Faculty: G. Zank, G. Li, V. Florinski, N. Pogorelov, J. Heerikhuisen, J. le Roux, J. Miller, Q. Hu
High-energy astrophysics research at UAH is focused primarily on observations of gamma-ray bursts (especially spectroscopy), galactic black hole candidates, low-mass X-ray binaries, active galaxies and galaxy clusters using satellite-borne instruments. Group members have extensive experience analyzing data from various satellites, including RXTE, INTEGRAL, Chandra, RHESSI and Swift. The group's activities are facilitated by its close association with the NSSTC.
Faculty: M. Bonamente, R. Miller, R. Preece, R. Lieu, K. Nishikawa
Current research focuses on developing two types of laser systems with extreme spectral properties: (1) compact low-phase-noise lasers with ultra-narrow linewidths (<100 Hz) and (2) fiber-laser-based optical frequency combs with ultra-broad spectra (1000-2000 nm). Both types of lasers are powerful tools for precision optical sensing and optical metrology, which are also studied and developed based on our laser systems.
Current research in nanophotonics emphasizes (1) the coherent control of optical properties of nanostructures in the presence intense laser fields and plasmonic effects; (2) the development of new optical materials; (3) energy transfer between nanostructures; and (4) the engineering of the electronic and relaxation properties of nanostructures using metallic nanoparticles. Concurrent research is carried out to utilize these concepts to develop active nanostructures, functional photonic band gaps based on coherent effects and superradiant excitons, and various optical devices including new laser system.
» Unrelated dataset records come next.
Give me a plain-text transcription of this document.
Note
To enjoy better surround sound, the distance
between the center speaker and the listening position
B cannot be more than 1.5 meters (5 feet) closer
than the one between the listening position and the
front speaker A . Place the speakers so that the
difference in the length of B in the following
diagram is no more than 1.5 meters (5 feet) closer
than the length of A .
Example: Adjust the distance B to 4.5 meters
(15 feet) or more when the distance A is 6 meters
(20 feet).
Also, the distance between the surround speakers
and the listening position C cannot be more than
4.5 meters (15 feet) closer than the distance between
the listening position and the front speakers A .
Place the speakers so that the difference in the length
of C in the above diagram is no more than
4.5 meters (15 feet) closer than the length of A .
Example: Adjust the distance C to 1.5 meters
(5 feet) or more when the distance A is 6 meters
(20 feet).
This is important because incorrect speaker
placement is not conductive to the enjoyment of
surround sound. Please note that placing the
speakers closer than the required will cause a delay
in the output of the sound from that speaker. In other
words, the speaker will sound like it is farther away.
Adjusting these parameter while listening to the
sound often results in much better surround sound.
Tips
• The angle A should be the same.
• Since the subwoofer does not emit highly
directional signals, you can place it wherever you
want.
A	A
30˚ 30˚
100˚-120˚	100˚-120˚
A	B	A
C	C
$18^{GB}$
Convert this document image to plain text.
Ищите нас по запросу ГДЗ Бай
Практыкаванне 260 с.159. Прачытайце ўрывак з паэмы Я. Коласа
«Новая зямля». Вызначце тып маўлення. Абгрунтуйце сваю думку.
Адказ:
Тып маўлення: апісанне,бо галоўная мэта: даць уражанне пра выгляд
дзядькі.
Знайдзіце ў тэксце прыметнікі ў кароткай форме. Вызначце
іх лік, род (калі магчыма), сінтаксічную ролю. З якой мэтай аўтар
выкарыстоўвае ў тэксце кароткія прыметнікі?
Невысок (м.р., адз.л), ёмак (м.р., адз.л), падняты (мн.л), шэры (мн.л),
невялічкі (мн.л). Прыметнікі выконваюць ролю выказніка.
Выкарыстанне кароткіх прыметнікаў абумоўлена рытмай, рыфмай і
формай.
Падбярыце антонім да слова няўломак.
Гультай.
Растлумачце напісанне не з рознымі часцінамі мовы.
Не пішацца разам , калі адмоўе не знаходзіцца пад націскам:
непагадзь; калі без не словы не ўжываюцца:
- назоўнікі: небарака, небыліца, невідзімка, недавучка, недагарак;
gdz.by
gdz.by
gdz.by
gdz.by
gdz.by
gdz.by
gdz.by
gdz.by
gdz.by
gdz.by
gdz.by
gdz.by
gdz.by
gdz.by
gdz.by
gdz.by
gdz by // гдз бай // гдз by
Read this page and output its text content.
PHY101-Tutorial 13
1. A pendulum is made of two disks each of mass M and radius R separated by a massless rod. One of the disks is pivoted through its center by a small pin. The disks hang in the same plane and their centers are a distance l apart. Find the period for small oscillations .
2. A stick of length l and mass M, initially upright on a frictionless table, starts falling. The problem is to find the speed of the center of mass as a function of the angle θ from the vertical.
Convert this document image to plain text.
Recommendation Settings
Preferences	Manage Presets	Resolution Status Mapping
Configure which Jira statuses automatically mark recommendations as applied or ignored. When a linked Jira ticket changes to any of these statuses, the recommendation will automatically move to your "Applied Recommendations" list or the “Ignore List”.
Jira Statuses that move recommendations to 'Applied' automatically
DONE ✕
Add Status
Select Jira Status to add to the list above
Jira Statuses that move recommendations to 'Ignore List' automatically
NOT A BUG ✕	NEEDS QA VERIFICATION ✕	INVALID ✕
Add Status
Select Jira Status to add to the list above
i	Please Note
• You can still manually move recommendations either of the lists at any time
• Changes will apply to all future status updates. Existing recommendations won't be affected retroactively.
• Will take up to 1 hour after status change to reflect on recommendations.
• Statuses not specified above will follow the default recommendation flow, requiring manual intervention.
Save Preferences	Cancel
Faculty: D. Gregory, S. Sadeghi, L. Duan
Current research includes both experimental and theoretical studies of chaotic phenomena in physical systems. Examples include chaotic magnetic field lines due to simple asymmetric current configurations, scattering and energization of charged particles in chaotic magnetic fields, applications of chaotic magnetic fields in solar physics, and chaotic phenomena in electronic and electro-mechanical devices with application to communication and radar technologies. Research activities are enhanced by involvement of researchers from the nonlinear dynamics group at the US Army's Charles M. Bowden Lab on Redstone Arsenal, who also serve as adjunct faculty.